Getting Started

The Apache Crunch library is developed against version 1.0.3 of the Apache Hadoop library, and is also tested against version 2.0.0-alpha. The library should also work with any version after 1.0.3 or 2.0.0-alpha, and is also known to work with distributions from vendors like Cloudera, Hortonworks, and IBM. The library is not compatible with versions of Hadoop prior to 1.0.x or 2.0.x, such as version 0.20.x.

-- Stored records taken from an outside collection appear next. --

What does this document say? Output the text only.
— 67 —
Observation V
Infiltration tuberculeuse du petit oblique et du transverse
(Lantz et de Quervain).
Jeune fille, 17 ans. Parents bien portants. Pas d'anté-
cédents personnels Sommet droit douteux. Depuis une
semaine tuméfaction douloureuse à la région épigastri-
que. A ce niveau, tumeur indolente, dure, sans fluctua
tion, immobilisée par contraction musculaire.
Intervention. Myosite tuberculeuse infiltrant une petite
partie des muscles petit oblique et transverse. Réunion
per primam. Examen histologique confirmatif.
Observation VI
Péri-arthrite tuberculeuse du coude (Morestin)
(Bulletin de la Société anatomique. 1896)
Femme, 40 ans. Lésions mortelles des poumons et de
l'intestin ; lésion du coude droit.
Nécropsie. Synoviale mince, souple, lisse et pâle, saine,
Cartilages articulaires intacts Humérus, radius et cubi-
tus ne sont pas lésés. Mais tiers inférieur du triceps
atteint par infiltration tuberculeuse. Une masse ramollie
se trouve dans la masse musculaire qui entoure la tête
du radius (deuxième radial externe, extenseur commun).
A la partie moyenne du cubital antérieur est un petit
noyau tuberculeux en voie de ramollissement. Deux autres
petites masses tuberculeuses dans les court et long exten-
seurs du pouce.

The easiest way to get started with the library is to use the Maven archetype to generate a simple project. The archetype is available from Maven Central; just enter the following command, answer a few questions, and you're ready to go:

$ mvn archetype:generate -Dfilter=org.apache.crunch:crunch-archetype
[...]
1: remote -> org.apache.crunch:crunch-archetype (Create a basic, self-contained job with the core library.)
Choose a number or apply filter (format: [groupId:]artifactId, case sensitive contains): : 1
Define value for property 'groupId': : com.example
Define value for property 'artifactId': : crunch-demo
Define value for property 'version':  1.0-SNAPSHOT: : [HIT ENTER]
Define value for property 'package':  com.example: : [HIT ENTER]
Confirm properties configuration:
groupId: com.example
artifactId: crunch-demo
version: 1.0-SNAPSHOT
package: com.example
 Y: : [HIT ENTER]
[...]
$

The generated Maven project contains an example application that counts word frequencies in text files:

$ cd crunch-demo
$ tree
.
|-- pom.xml
`-- src
    |-- main
    |   |-- assembly
    |   |   `-- hadoop-job.xml
    |   `-- java
    |       `-- com
    |           `-- example
    |               |-- StopWordFilter.java
    |               |-- Tokenizer.java
    |               `-- WordCount.java
    `-- test
        `-- java
            `-- com
                `-- example
                    |-- StopWordFilterTest.java
                    `-- TokenizerTest.java

The WordCount.java file contains the main class that defines a pipeline application which is referenced from pom.xml.

Build the code:

$ mvn package

Your packaged application is created in the target directory. The build process uses Maven's assembly plugin with some configuration in hadoop-job.xml to create a special JAR file (suffix -job.jar). Depending on your Hadoop configuration, you can run it locally or on a cluster using Hadoop's launcher script:

$ hadoop jar target/hadoop-job-demo-1.0-SNAPSHOT-job.jar <in> <out>

The <in> parameter references a text file or a directory containing text files, while <out> is a directory where the pipeline writes the final results to.

The library also supports running applications from within an IDE, either as standalone Java applications or from unit tests. All required dependencies are on Maven's classpath so you can run the WordCount class directly without any additional setup.